Mais que seule la justice pourrait authentifier au cas où le parquet déciderait de s’emparer de ce dossier et mettre en examen le ministre de la justice sur la foi de plaintes pour manipulation des résultats de ce concours, déposées à son encontre par certains candidats s’estimant lésés. Prenant les devants, le ministre rejette toutes ces accusations en arguant qu’il est disposé à rendre publiques les notes des participants au concours au cas où la Commission nationale de contrôle des données personnelles (CNDP) lui en donnerait le feu vert. Tout à sa dynamique impulsive, M. Ouahbi a aggravé son cas en créant une controverse dans la controverse, en parlant de son fils avec son style, mi- gouailleur, mi- hautain. Aux micros tendues à son excellence, il s’énerve à la fin sur la question d’un journaliste sur la réussite de son rejeton à l’issue de ce concours de tous les soupçons et met les pieds dans le plat comme jamais : « Mon fils a deux licences, il a étudié à Montréal. Son père est riche et lui a payé ses études à l’étranger » ! Séquence ravageuse. Le Ouahbi frappe fort.
Le mal est fait
Il se surpasse. Déchaînement d’indignation et de colère. La presse nationale et étrangère en fait ses choux gras. Ce n’est pas tous les jours qu’un ministre de la Justice se vante d’être riche et de payer des études au Canada à son fils ! L’écart de langage de trop ! De là à l’accuser de mépriser l’école marocaine et les fils du peuple qui y sont scolarisés, il n’y a qu’un pas que les détracteurs du ministre ont vite franchi… Voilà qui apporte de l’eau au moulin de ceux qui ont cherché à tort ou à raison à donner à l’affaire un tour de « lutte des classes», de « fils du peuple de l’école publique désavantagés par rapport à ceux qui ont fait leurs études à l’étranger ». Ce procès en falsification relance le concept sociologique du déterminisme social selon lequel la position sociale de chacun est fixée à la naissance. Pour rattraper le coup et tenter d’éteindre l’incendie qui risque de faire cramer définitivement son image déjà très chahutée, il accourt le lendemain à la télévision, TVM pour ne pas la citer, où il dit tout le bien qu’il pense de l’université marocaine. En vain. Le mal est fait. Le scandale ne faiblit pas. Il prend même des proportions énormes sur fond de rumeurs médiatiques sur sa demande formulée au Premier ministre, lors du Conseil du gouvernement du jeudi 5 janvier d’être déchargé de ses fonctions.

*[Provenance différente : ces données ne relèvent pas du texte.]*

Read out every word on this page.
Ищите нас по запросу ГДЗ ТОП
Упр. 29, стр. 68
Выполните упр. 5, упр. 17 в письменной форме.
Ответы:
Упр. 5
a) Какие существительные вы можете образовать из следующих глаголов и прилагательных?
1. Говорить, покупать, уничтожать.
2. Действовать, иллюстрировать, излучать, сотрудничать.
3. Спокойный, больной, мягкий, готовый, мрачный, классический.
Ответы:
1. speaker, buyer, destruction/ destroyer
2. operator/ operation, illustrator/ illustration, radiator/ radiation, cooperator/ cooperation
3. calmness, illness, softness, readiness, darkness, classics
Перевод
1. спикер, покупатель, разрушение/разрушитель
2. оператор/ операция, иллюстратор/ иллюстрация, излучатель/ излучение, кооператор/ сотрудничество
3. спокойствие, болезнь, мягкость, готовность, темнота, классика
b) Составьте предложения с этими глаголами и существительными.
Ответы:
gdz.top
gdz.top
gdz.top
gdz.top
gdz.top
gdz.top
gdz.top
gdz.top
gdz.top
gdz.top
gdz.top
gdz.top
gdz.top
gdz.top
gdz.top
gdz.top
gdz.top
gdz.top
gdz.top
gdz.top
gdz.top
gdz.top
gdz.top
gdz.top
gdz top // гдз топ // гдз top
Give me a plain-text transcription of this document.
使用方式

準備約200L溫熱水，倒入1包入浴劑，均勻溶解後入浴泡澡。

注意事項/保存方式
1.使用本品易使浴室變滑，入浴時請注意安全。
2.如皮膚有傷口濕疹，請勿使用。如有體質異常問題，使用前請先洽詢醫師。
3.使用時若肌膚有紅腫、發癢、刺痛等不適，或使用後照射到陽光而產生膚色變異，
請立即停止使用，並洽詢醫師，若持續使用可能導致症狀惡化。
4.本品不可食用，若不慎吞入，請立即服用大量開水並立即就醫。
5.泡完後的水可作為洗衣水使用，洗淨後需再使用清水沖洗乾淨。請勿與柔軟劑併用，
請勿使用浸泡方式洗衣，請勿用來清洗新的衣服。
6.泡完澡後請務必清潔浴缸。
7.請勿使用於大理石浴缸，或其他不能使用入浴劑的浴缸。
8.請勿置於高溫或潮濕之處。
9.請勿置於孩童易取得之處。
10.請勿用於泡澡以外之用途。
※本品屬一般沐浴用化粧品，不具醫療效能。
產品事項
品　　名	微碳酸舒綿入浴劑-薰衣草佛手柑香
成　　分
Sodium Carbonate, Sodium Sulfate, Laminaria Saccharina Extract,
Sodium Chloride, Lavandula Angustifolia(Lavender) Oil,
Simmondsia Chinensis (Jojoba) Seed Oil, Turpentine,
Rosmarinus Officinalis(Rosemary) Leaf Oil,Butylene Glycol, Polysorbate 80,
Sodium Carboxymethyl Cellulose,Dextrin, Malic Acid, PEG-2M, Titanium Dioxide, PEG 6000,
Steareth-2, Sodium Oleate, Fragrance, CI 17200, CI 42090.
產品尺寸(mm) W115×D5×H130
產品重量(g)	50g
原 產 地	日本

Le vœu du ministre sera exaucé via un communiqué attribué au cabinet royal, posté dans la soirée du dimanche 8 janvier sur les réseaux sociaux. Le document s’avère être une fake news. Le bidonnage mediatico-virtuel bat son plein pendant que le ministre maladroit a tenté sur le plateau de 2M d’afficher sa sérénité et de redorer son blason face à ce qu’il considère comme une non-affaire. Abdellatif Ouahbi qui a tenté de minimiser l’affaire n’est pas sorti de l’auberge. On le dit fragilisé jusque dans son propre parti où certains amis proches lui ont tourné le dos alors que d’autres refusent de le prendre au téléphone. Le message est clair.